Descrizione
1) Una Palma d’oro e un Oscar europeo come miglior attore, eppure, la prima cosa che associo al suo nome è un suono. Rimane nelle orecchie, e sotto la pelle, quell’«amore» – appellativo che il protagonista da lei interpretato in Dogman utilizza rivolgendosi ai cani – pronunciato con consapevolezza dolceamara. Li chiama, ed è come se volesse allo stesso tempo proteggere e incitare; e in quel chiamare – che in una sorta d’identificazione inspiegabile colpisce chi guarda e ascolta – sembra vivere tutta l’offuscata lucidità di un uomo che non può scappare da sé stesso, dal bene e il male che abitano in tutti, dalla lotta universale e senza tempo fra queste due forze, dal gioco ancestrale fra vittima e carnefice che si diverte a invertire le parti da recitare. Ma è chiaro – e la sincerità, la veracità, di quel suono che tanto smuove e scuote ne è testimonianza fedele – che più che recitare lei abbia semplicemente, un semplicemente che rima con verità e non con facilità, raccontato. Perciò vorrei chiederle: quanto coraggio ci vuole per accettare le sfumature, le zone d’ombra, le vie di mezzo? Per fare pace con l’idea che l’assoluto è quasi sempre il compromesso fra due poli puri che nella realtà si sporcano? E questo coraggio è qualcosa d’innato o non può esistere, invece, senza l’incontro con la paura – di perdere qualcuno, qualcosa, un’idea, un sogno, sé stessi?
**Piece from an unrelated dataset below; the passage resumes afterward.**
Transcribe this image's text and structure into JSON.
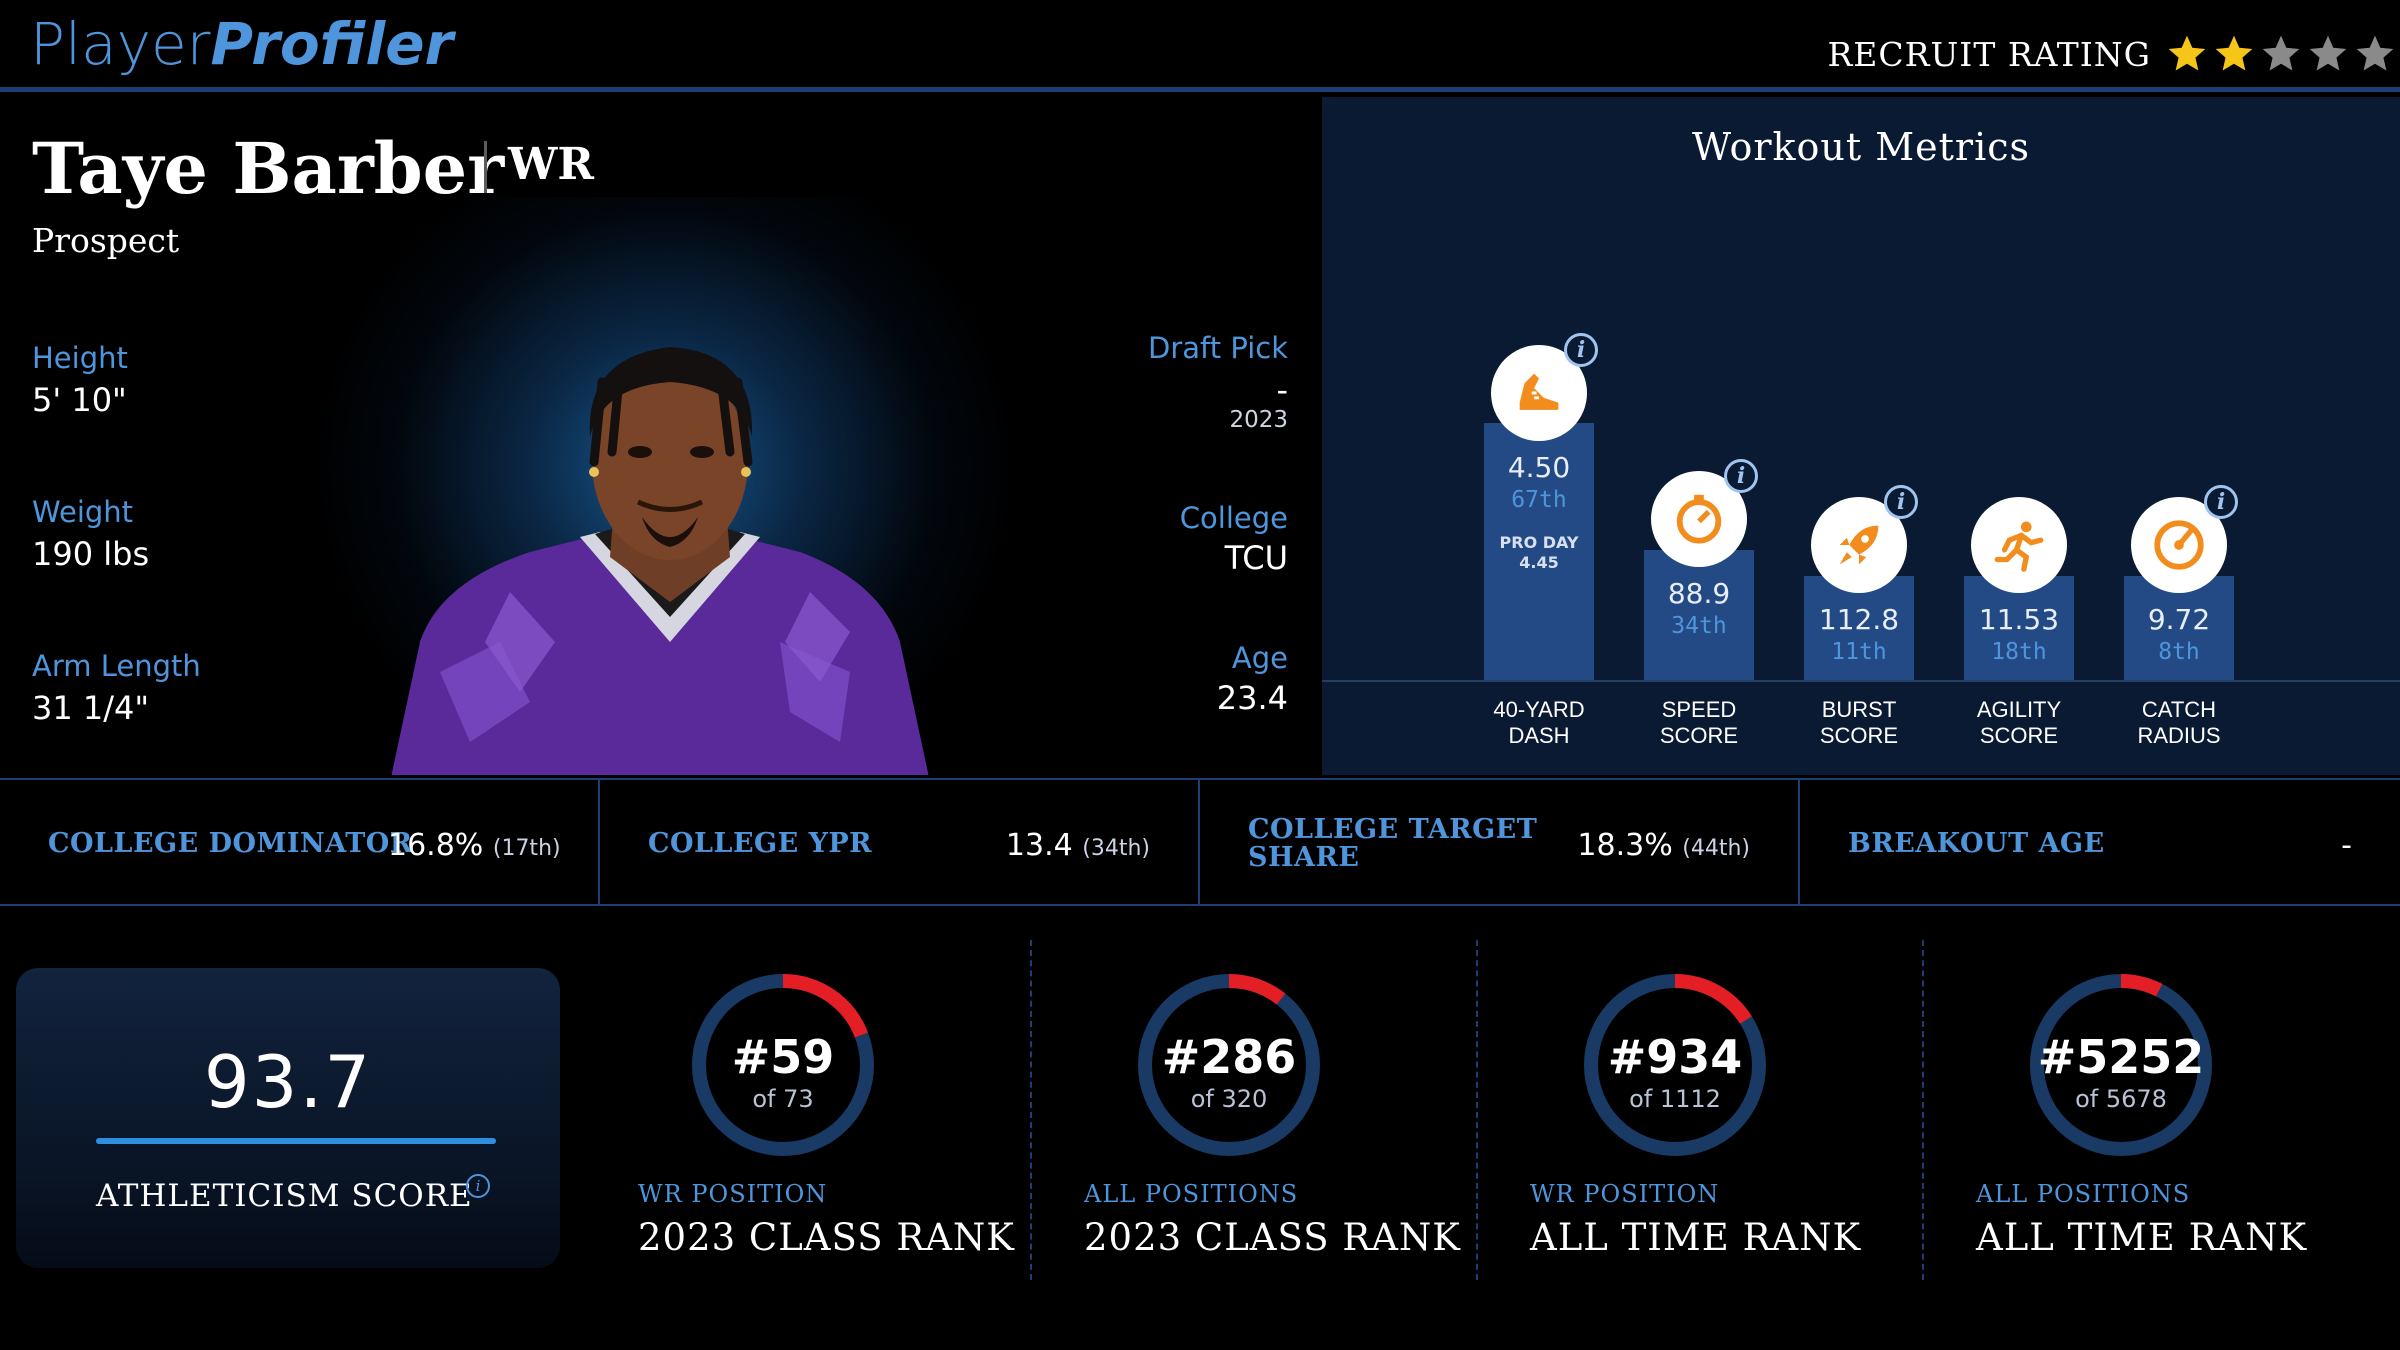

Il coraggio ci vuole sempre nella vita: senza coraggio non si fa niente, non ti alzi neanche la mattina; se non hai coraggio rimani a dormire nel letto, comodo comodo, a casa tua. C’è papà che ti fa le cose, c’è mamma che ti lava i panni, e ti adagi nella tua vita mentre credi di fare cose grandi. E invece poi ti ritrovi ad avere 40 anni e a essere un mammone. Un po’ come succede al Sud, dove spesso ci si fa prendere dalla lamentela invece di avere spirito di iniziativa. Però, questo non vale per tutti. Gli scout, ad esempio, si danno da fare, si sono sempre dati da fare. Ed è tramite l’esercizio del fare che a me hanno sempre insegnato qualcosa. Sono persone di poche parole ma dai fatti concreti. Ricordo ancora quando ripristinavamo Pentedattilo, tagliando le staccionate, tirando fuori le strade che erano sepolte; mi ricordo quando aiutavamo i barboni che avevano bisogno; mi ricordo quando andavamo a dare una mano all’ospizio, facendo compagnia ai vecchietti. Tutto questo succedeva circa venti, venticinque anni fa, quando ancora ero lì in Calabria.
Quindi, il coraggio certo che ci vuole. Devi avere coraggio per alzarti la mattina e andare al freddo e assistere persone che non conosci. Però penso che non bisogna essere avari, anche perché arriva un momento in cui comunque la vita ti premia.
Per quanto riguarda la paura, lei è sempre lì ad aspettarti, non è un sentimento che c’hai o non c’hai. Un po’ come accade con tutti gli altri sentimenti che vivono dentro te: la tristezza, l’amore, l’odio… sta tutto nel nutrimento, dipende quale sentimento decidi di nutrire. Se nutri la paura, la paura cresce e il coraggio muore; se nutri il coraggio, il coraggio cresce e la paura muore. Conta e comanda l’opera dell’annaffiare e dare acqua. Se dai l’acqua al bene, il bene cresce, se dai l’acqua al male, il bene muore.